In my view, it is time to clear away the confusion and return to the obvious plain meaning and purpose of OCGA 13-8-2
(b). This case is an excellent illustration of how the laudable purposes of OCGA 13-8-2
(b) and 44-7-2
(b) are ill served by extending their protections indiscriminately. Here, it is obvious that the contracting parties both had substantial bargaining power and negotiated the clause in question to accommodate their various business purposes. Governmental protection is unnecessary in such a case. Since Burson and Chipurnoi, supra, did not involve leases which met the two threshold requirements in OCGA 13-8-2
(b), I would overrule those two cases.
"The 'freedom of individuals to contract' is part of the basic liberties enjoyed by the citizens of this state and should not be interfered with in the absence of clear necessity.

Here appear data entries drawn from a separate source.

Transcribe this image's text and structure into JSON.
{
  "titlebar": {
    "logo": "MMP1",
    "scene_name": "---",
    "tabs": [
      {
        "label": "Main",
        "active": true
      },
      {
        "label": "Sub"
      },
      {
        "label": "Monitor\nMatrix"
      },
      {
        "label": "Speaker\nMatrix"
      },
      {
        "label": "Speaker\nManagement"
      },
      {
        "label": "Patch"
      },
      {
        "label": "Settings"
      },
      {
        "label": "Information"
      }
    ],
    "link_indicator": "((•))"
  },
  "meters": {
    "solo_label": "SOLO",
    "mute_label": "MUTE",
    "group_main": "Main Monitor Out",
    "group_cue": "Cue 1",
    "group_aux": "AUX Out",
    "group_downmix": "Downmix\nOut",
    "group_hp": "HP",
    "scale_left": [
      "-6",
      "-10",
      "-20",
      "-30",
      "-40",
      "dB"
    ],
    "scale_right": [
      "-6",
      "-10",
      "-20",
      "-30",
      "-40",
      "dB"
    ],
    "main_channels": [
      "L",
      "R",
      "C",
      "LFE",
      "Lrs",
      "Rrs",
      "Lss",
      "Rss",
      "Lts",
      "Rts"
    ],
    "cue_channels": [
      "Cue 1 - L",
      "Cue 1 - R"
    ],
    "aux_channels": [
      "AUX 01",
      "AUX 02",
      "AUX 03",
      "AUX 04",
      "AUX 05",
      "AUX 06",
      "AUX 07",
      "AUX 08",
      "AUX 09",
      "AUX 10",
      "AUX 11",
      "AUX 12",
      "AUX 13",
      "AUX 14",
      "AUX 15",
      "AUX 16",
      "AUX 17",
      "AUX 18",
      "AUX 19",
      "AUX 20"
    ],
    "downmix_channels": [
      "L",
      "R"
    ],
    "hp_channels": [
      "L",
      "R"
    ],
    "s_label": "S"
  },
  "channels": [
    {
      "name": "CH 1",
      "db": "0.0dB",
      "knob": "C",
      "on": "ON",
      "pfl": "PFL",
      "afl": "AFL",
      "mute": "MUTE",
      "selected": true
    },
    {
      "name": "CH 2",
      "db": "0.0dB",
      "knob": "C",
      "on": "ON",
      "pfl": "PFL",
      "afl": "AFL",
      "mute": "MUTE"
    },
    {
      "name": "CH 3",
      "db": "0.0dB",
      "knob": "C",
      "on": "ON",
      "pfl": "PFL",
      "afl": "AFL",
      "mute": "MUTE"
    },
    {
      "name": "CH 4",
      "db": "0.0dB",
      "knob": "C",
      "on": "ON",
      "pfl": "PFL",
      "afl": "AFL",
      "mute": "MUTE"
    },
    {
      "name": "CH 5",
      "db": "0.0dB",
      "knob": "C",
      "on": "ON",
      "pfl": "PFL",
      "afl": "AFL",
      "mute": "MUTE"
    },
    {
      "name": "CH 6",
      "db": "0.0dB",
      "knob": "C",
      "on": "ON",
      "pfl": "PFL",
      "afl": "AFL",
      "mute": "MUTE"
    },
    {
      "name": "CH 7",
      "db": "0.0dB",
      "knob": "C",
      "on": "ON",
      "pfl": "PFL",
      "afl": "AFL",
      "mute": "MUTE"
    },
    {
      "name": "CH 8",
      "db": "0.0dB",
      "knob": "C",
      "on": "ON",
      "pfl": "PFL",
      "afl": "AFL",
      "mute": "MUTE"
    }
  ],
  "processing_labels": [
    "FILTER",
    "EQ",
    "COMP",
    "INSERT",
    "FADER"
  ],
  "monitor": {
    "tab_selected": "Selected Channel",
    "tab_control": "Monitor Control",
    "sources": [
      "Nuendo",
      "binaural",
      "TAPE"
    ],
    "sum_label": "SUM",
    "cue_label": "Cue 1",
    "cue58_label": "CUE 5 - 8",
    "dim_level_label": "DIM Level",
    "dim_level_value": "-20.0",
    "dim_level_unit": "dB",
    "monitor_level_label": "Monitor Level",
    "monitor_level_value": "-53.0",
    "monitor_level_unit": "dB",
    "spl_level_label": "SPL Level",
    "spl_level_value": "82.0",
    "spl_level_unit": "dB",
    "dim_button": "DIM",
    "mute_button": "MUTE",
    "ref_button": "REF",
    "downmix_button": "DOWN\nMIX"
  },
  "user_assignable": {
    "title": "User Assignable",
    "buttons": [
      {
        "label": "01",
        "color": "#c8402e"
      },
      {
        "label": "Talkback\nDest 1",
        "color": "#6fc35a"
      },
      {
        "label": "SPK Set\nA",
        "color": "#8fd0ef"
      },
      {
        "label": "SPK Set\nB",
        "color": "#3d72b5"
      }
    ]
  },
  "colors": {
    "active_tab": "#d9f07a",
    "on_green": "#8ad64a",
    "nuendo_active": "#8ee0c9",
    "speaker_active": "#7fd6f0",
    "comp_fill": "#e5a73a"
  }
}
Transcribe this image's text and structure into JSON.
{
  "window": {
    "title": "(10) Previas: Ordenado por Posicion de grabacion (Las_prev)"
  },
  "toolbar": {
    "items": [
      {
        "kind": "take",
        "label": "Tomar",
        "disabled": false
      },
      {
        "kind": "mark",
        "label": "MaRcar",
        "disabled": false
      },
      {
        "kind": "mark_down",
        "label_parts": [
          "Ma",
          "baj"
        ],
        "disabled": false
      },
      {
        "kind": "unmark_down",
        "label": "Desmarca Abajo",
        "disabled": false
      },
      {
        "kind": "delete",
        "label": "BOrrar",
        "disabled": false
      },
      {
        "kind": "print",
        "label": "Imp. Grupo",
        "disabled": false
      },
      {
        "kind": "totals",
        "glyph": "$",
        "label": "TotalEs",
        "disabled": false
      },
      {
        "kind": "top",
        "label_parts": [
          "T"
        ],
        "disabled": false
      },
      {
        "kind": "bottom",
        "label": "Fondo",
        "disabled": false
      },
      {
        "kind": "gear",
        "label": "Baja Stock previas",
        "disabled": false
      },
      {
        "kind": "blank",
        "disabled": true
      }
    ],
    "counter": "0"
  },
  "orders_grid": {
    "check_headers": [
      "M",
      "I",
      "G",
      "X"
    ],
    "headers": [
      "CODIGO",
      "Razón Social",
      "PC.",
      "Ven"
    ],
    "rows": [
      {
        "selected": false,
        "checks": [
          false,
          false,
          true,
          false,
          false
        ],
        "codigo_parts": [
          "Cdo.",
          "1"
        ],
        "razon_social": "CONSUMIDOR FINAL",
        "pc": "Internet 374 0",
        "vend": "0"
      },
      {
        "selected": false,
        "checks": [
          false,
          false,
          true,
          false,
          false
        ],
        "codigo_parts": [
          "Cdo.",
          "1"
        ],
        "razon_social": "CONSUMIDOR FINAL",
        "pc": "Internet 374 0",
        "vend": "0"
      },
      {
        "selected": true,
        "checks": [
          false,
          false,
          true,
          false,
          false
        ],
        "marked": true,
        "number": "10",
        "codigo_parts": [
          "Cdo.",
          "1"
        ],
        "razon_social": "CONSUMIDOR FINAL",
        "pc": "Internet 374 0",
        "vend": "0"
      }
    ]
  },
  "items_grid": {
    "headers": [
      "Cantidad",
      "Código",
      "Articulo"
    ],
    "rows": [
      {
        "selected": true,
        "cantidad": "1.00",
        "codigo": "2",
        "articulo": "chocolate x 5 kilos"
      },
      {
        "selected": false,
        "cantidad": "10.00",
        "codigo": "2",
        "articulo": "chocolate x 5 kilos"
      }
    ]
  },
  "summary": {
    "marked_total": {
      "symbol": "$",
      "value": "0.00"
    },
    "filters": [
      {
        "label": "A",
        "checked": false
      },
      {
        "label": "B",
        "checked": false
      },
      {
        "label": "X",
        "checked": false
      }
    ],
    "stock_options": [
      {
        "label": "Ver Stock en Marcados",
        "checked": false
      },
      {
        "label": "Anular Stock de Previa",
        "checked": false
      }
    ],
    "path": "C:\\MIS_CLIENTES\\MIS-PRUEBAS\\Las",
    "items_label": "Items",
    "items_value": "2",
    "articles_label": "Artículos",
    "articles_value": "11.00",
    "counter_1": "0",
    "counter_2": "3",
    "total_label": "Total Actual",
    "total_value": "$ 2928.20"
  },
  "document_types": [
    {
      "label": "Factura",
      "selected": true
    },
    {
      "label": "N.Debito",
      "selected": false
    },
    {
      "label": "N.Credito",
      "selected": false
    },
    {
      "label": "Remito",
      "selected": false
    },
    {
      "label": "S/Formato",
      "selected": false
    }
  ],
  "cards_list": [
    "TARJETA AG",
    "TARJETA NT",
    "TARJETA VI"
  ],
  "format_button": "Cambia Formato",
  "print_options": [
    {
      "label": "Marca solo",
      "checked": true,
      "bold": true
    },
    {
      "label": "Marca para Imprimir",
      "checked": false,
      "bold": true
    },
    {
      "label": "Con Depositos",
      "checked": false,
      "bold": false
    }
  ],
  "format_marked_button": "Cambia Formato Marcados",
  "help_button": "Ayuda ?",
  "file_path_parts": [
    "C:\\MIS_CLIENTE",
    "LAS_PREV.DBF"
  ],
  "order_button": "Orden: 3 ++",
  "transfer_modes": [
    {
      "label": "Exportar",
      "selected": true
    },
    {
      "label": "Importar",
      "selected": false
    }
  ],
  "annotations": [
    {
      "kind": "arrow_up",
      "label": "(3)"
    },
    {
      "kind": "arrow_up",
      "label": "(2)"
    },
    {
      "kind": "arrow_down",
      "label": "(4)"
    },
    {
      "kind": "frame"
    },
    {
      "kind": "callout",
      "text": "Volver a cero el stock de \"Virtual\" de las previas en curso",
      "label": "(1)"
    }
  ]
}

So important is this freedom that our legislature is prohibited from passing laws impairing the obligation of contract. [Cit.]" National Consultants v. Burt, 186 Ga. App. 27
, 32 (366 SE2d 344
) (1988). I would follow the venerable rule, as stated in Phenix Ins. Co. v. Clay, 101 Ga. 331
, 332 (28 SE 853
) (1897), that "[i]t is well settled that contracts will not be avoided by the courts as against public policy, except 'where the case is free from doubt and where an injury to the public interest clearly appears.' " Because "all people who are capable of contracting shall be extended the full freedom of doing so if they do not in some manner violate the public policy of this state," Cash v. Street & Trail, 136 Ga. App. 462
, 466 (221 SE2d 640
) (1975), and I do not find the exculpatory clause in this commercial lease offensive to the public policy of this state expressed in either OCGA 13-8-2
(b) or OCGA 44-7-2
(b), I would reverse the judgment below.
I am authorized to state that Judge Beasley joins in this dissent.
R. Wayne Thorpe, Alston & Bird, Richard R. Hays, Smith, Gambrell & Russell, Thomas E. McCarter, for appellees.